All British national newspapers focus on the news that Prince Andrew’s military titles and royal patronages have been returned to the Queen. The Duke of York, 61, will also stop using the style ‘His Royal Highness’. Metro says Prince Andrew has effectively been “booted out” of the Royal Family as it distanced itself from his sexual assault lawsuit in the US brought by Virginia Giuffre. The Daily Mail reports Prince Charles and his son, Prince William, were understood to have been “instrumental” in forcing Prince Andrew out, frequently described as the Queen’s favourite son. According to The Daily Telegraph, Andrew has said he would continue to defend the civil case after a US judge ruled on Wednesday that the case brought by Ms Giuffre could continue. The prince had tried to have it dismissed.

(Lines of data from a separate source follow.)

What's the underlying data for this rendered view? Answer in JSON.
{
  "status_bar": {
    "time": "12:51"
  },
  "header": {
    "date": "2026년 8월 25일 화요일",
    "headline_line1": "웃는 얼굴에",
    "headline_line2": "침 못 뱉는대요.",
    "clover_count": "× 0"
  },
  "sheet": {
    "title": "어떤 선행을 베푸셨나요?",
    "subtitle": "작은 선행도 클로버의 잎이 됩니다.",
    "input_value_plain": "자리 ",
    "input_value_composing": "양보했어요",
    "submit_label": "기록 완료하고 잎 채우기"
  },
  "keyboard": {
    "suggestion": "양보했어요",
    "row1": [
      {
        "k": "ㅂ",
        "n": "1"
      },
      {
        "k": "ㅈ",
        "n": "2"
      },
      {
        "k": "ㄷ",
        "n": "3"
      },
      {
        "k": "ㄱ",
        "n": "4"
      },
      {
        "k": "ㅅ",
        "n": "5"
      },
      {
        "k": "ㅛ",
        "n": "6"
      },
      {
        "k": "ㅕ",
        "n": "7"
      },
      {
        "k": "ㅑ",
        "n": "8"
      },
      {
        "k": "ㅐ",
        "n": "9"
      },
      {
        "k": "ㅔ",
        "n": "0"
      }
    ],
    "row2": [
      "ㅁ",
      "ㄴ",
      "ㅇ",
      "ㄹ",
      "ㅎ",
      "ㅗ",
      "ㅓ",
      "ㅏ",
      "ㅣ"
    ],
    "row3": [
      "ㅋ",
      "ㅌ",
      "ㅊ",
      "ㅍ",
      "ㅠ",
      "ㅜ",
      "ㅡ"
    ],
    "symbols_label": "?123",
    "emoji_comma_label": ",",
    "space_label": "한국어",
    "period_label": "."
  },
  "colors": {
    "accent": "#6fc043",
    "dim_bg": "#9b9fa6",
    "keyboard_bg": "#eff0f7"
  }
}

Two Downing St parties on eve of Prince Philip’s funeral

British Prime Miniser Boris Johnson is under further pressure to resign after fresh claims emerged that two parties were held in Downing Street the night before Prince Philip’s funeral last April – while the UK was in a period of public mourning and coronavirus restrictions were in force. Johnson was not at Downing Street that day; he is said to have been at the Chequers. Amid a furore of national anger, four senior Conservative MPs have publicly called for the Johnson to resign.

China denies interfering in UK politics

China has denied interfering in UK politics after the British security service warned an agent of that country had infiltrated Parliament. The MI5 said Christine Ching Kui Lee “established links” for the Chinese Communist Party with current and aspiring MPs. She is then alleged to have given donations to politicians, including Labour MP Barry Gardiner, who received more than £420,000. The Chinese Embassy in London accused MI5 of “smearing and intimidation” against the UK’s Chinese community, adding, “China always adheres to the principle of non-interference in other country’s internal affairs.”

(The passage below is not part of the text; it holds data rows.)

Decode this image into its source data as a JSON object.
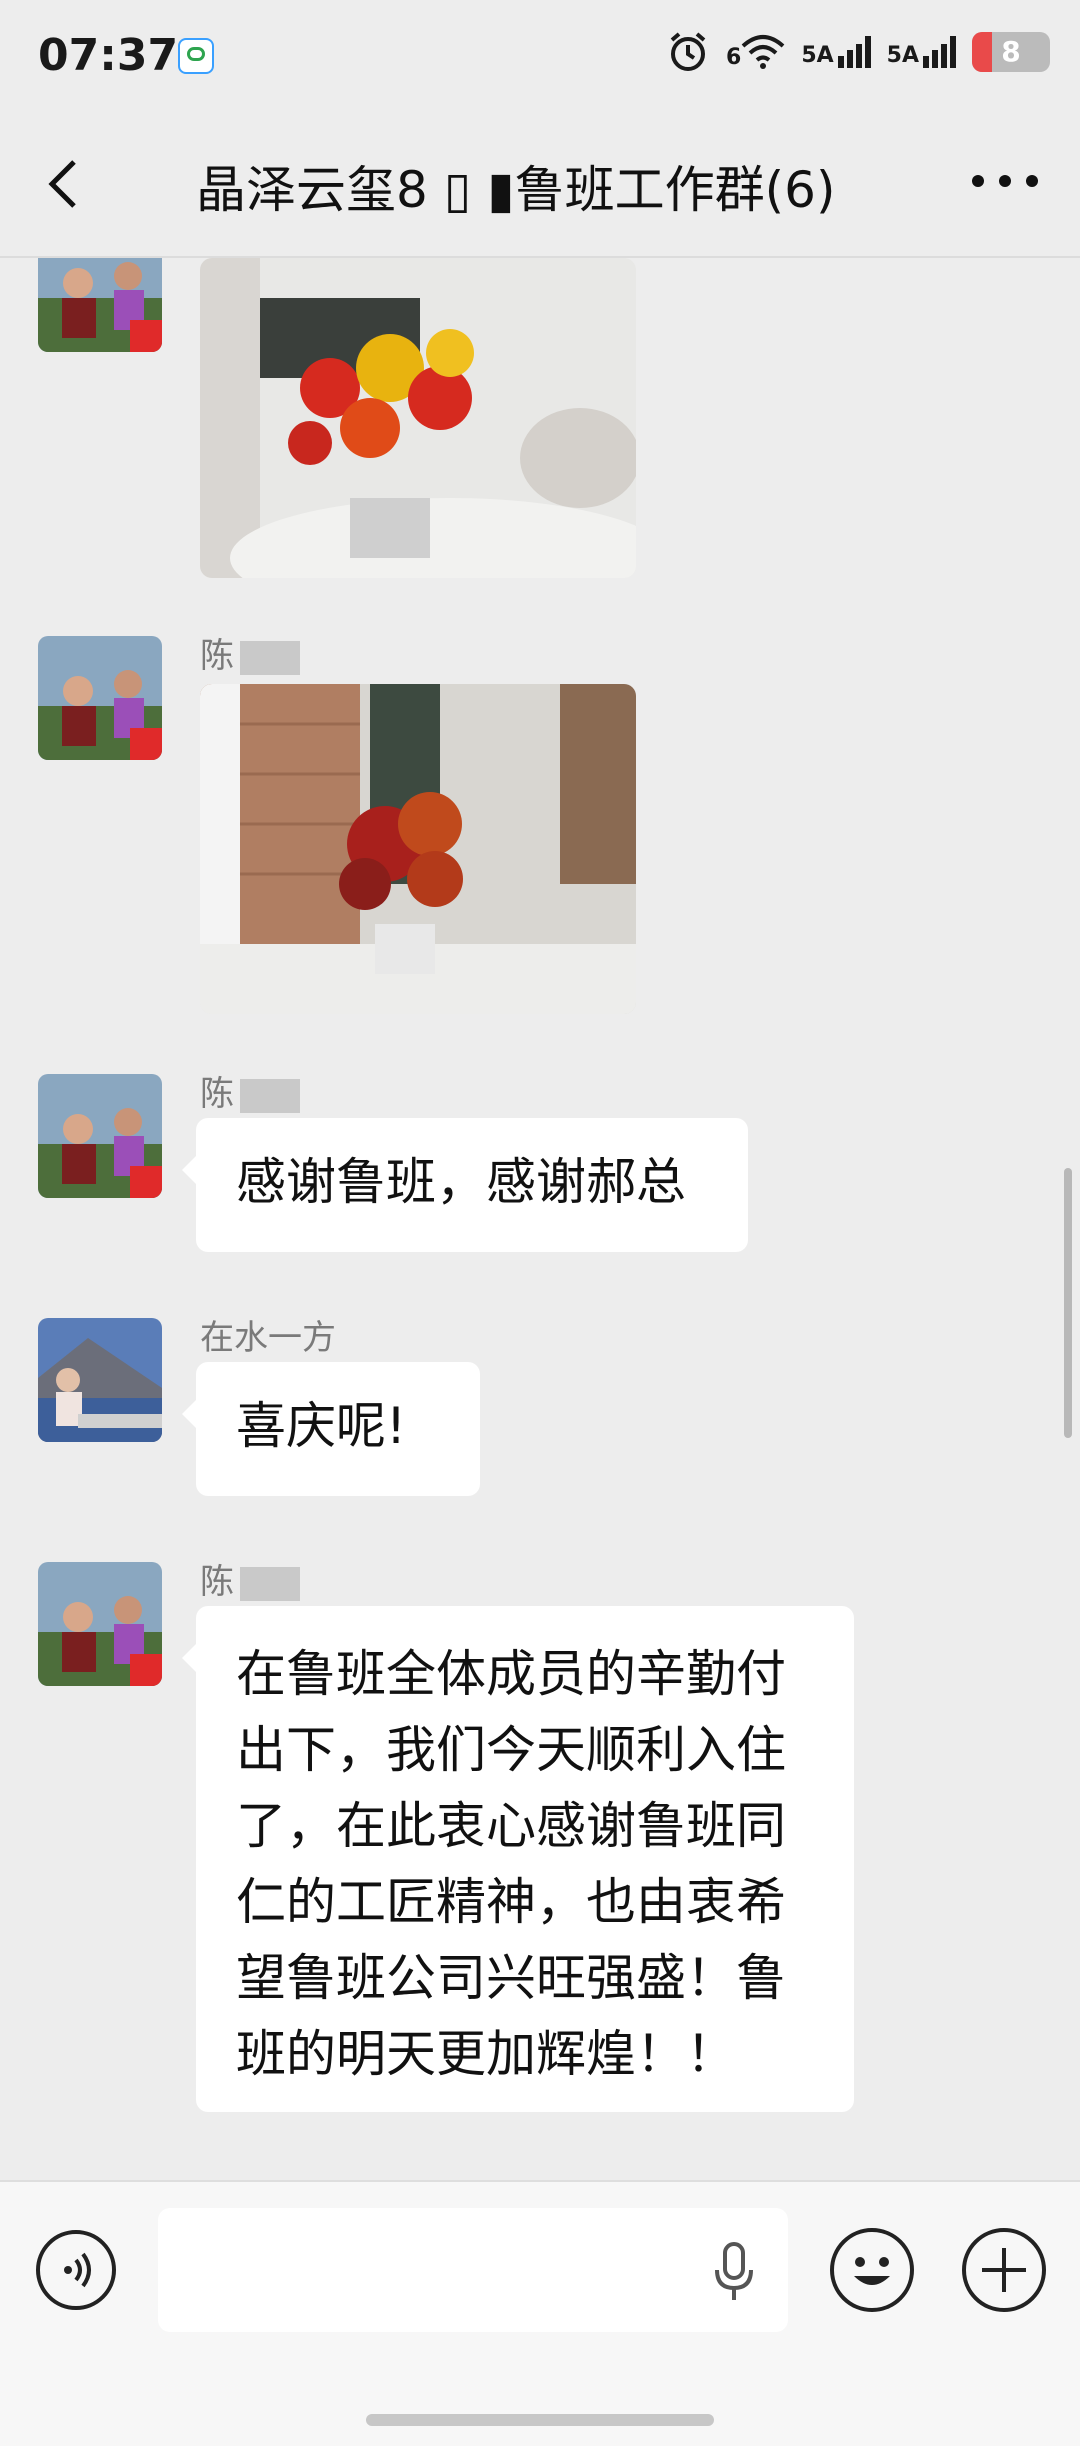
{
  "status_bar": {
    "time": "07:37",
    "signal1": "6",
    "signal2": "5A",
    "signal3": "5A",
    "battery": "8",
    "icons": [
      "app-notification-icon",
      "alarm-icon",
      "wifi-icon",
      "signal-icon",
      "signal-icon",
      "battery-icon"
    ]
  },
  "header": {
    "title": "晶泽云玺8 ▯ ▮鲁班工作群(6)",
    "back_icon": "chevron-left-icon",
    "more_icon": "more-dots-icon"
  },
  "messages": [
    {
      "type": "image",
      "sender": "",
      "image_desc_icon": "photo-flowers-vase-icon"
    },
    {
      "type": "image",
      "sender": "陈",
      "image_desc_icon": "photo-flowers-window-icon"
    },
    {
      "type": "text",
      "sender": "陈",
      "text": "感谢鲁班，感谢郝总"
    },
    {
      "type": "text",
      "sender": "在水一方",
      "text": "喜庆呢!"
    },
    {
      "type": "text",
      "sender": "陈",
      "text": "在鲁班全体成员的辛勤付出下，我们今天顺利入住了，在此衷心感谢鲁班同仁的工匠精神，也由衷希望鲁班公司兴旺强盛！鲁班的明天更加辉煌！！"
    }
  ],
  "input_bar": {
    "voice_icon": "voice-mode-icon",
    "mic_icon": "microphone-icon",
    "emoji_icon": "emoji-icon",
    "plus_icon": "plus-icon"
  },
  "colors": {
    "background": "#ededed",
    "bubble": "#ffffff",
    "battery_low": "#e94a4a"
  }
}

Hungary’s green light for the fourth dose

Hungary is making it possible for anyone who requests it to receive the fourth dose of the vaccine against COVID, thus becoming the first country in the EU to start such a campaign for all. Greece and Denmark have only given the green light for the vulnerable. Outside Europe, only Israel and Chile have already started administering the fourth dose.

Portugal in top gear for election

The only televised debate between the leaders of Portugal’s two main parties has taken place ahead of the general election at the end of the month. Outgoing prime minister Antonio Costa has appealed to voters to give his party the majority it previously lacked. As Portugal now shifts into pre-election mode, Costa is hoping voters will punish the hard-left parties for triggering the crisis and give the Socialists the absolute majority they missed by eight seats in 2019. No single party has won a parliamentary majority since 2005.

Bob Kennedy’s killer remains in jail

Sirhan Sirhan, Robert Kennedy’s killer, remains in prison. California Governor Gavin Newsom denied granting him probation, despite the California Parole Board’s recommendations and despite Kennedy’s two sons, Robert and Douglas, having expressed a favourable opinion. The rest of the Kennedy family remains opposed. Sirhan, 77, a Jordanian of Palestinian origin, has been in prison for 53 years. Bob Kennedy, brother of President John F. Kennedy, was killed in March, 1968 in the kitchen of the Hotel Ambassador in Los Angeles after an election campaign event. Birhan was initially sentenced to death, but the penalty was converted to life imprisonment in 1972 after the California Supreme Court declared the death penalty unconstitutional.

Guterres asks Talibans to protect women’s rights

UN Secretary General Antonio Guterres has appealed to the Taliban leadership in Afghanistan to “recognise and protect the fundamental human rights of women and girls”. He explained that “across the country they have disappeared from offices and classrooms, a generation of girls are seeing their hopes and dreams shattered”, adding that “no country can prosper while denying the rights of half its population”.

$50,000 for joining the US Army

Shortage of recruits has led the US military to put a $50,000 bounty for those who choose a military career, on condition of remaining in the Armed Forces for at least six years. It is the first time that such a high incentive has been offered. So far it had reached $ 40,000. The Army is trying to find people to cover about 150 sectors both as active duty and as a selected reserve. Personnel is mostly needed in training centres.